The ceremony in St Peter's Basilica was led by Cardinal Giovanni Battista Re, with Pope Francis arriving in a wheelchair for the last few minutes.
Pell, who died in Rome aged 81, was a towering figure in the Catholic Church but deeply divisive at home in Australia, where he had been accused of molesting two teenage choir boys while archbishop of Melbourne.
From humble beginnings, Pell climbed the ranks to become one of Pope Francis's most trusted advisers inside the Vatican.
He was also the highest-ranking Catholic to be imprisoned for child sexual abuse, spending 12 months in prison before his convictions were quashed on appeal.
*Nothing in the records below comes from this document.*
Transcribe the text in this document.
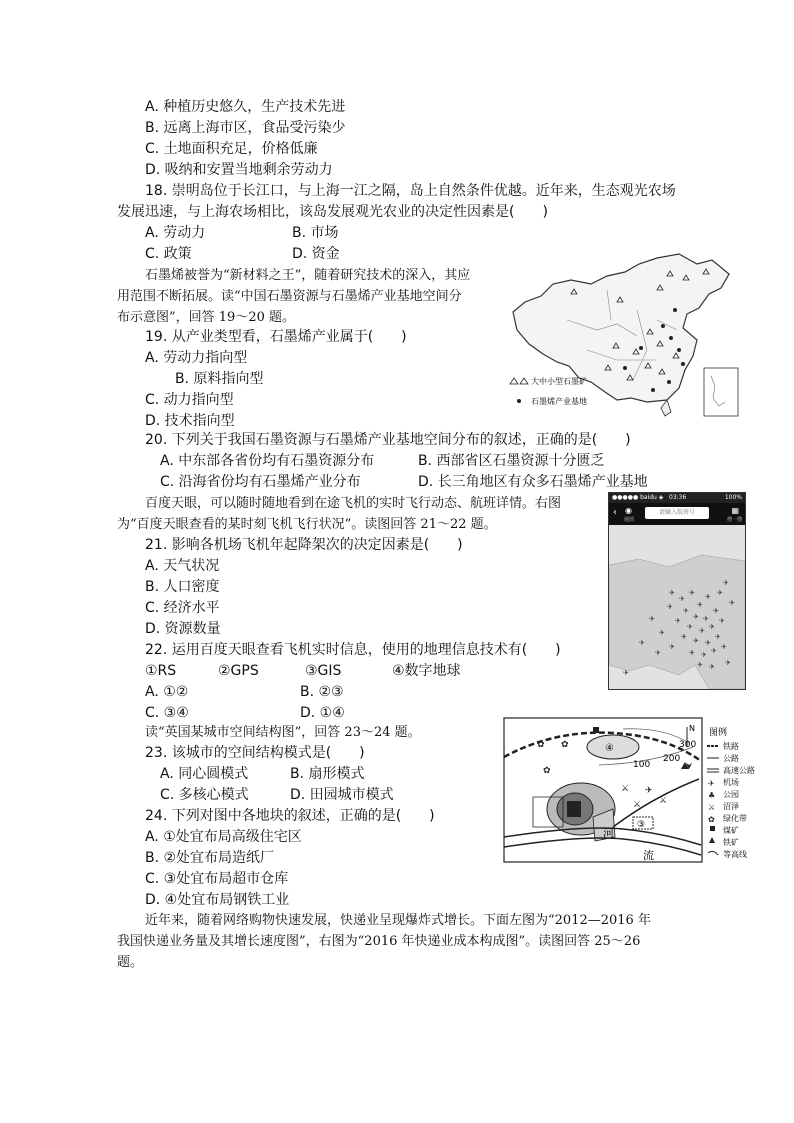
A. 种植历史悠久，生产技术先进
B. 远离上海市区，食品受污染少
C. 土地面积充足，价格低廉
D. 吸纳和安置当地剩余劳动力
18. 崇明岛位于长江口，与上海一江之隔，岛上自然条件优越。近年来，生态观光农场
发展迅速，与上海农场相比，该岛发展观光农业的决定性因素是(　　)
A. 劳动力	B. 市场
C. 政策	D. 资金
石墨烯被誉为“新材料之王”，随着研究技术的深入，其应
用范围不断拓展。读“中国石墨资源与石墨烯产业基地空间分
布示意图”，回答 19～20 题。
19. 从产业类型看，石墨烯产业属于(　　)
A. 劳动力指向型
B. 原料指向型
C. 动力指向型
D. 技术指向型
大中小型石墨矿
石墨烯产业基地
20. 下列关于我国石墨资源与石墨烯产业基地空间分布的叙述，正确的是(　　)
A. 中东部各省份均有石墨资源分布	B. 西部省区石墨资源十分匮乏
C. 沿海省份均有石墨烯产业分布	D. 长三角地区有众多石墨烯产业基地
百度天眼，可以随时随地看到在途飞机的实时飞行动态、航班详情。右图
为“百度天眼查看的某时刻飞机飞行状况”。读图回答 21～22 题。
21. 影响各机场飞机年起降架次的决定因素是(　　)
A. 天气状况
B. 人口密度
C. 经济水平
D. 资源数量
●●●●● baidu ◈ 03:36	100%
‹ ◉
地图
请输入航班号	▦
搜一搜
✈
✈
✈
✈
✈
✈
✈ ✈
✈
✈
✈ ✈ ✈
✈
✈ ✈ ✈
✈
✈ ✈ ✈ ✈
✈ ✈
✈
✈
✈
✈
✈
✈
✈
✈
✈
✈
✈
22. 运用百度天眼查看飞机实时信息，使用的地理信息技术有(　　)
①RS	②GPS	③GIS	④数字地球
A. ①②	B. ②③
C. ③④	D. ①④
读“英国某城市空间结构图”，回答 23～24 题。
23. 该城市的空间结构模式是(　　)
A. 同心圆模式	B. 扇形模式
C. 多核心模式	D. 田园城市模式
24. 下列对图中各地块的叙述，正确的是(　　)
A. ①处宜布局高级住宅区
B. ②处宜布局造纸厂
C. ③处宜布局超市仓库
D. ④处宜布局钢铁工业
④	300
200
100
N
③
河
流
✿ ✿
✿
✈
⚔ ⚔
⚔
图例
铁路
公路
高速公路
机场
公园
沼泽
绿化带
煤矿
铁矿
等高线
✈
♣
⚔
✿
近年来，随着网络购物快速发展，快递业呈现爆炸式增长。下面左图为“2012—2016 年
我国快递业务量及其增长速度图”，右图为“2016 年快递业成本构成图”。读图回答 25～26
题。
Pell died of heart complications related to a hip surgery he underwent in a Rome hospital on Tuesday, according to the Vatican's official news website.
His body will be returned to Australia and buried in the crypt of St Mary's Cathedral in Sydney, church officials said.
But an Australian state leader has ruled out a taxpayer-funded memorial for Cardinal Pell, saying it would be "deeply distressing" for sexual abuse survivors.
Premier Daniel Andrews on Thursday said Pell's legacy had been permanently tainted.
"We will never ever forget victim-survivors of institutional child sexual abuse at the hands of the Catholic Church," he told reporters.
State funerals are reserved for high-profile figures who have made significant contributions to Australian public life.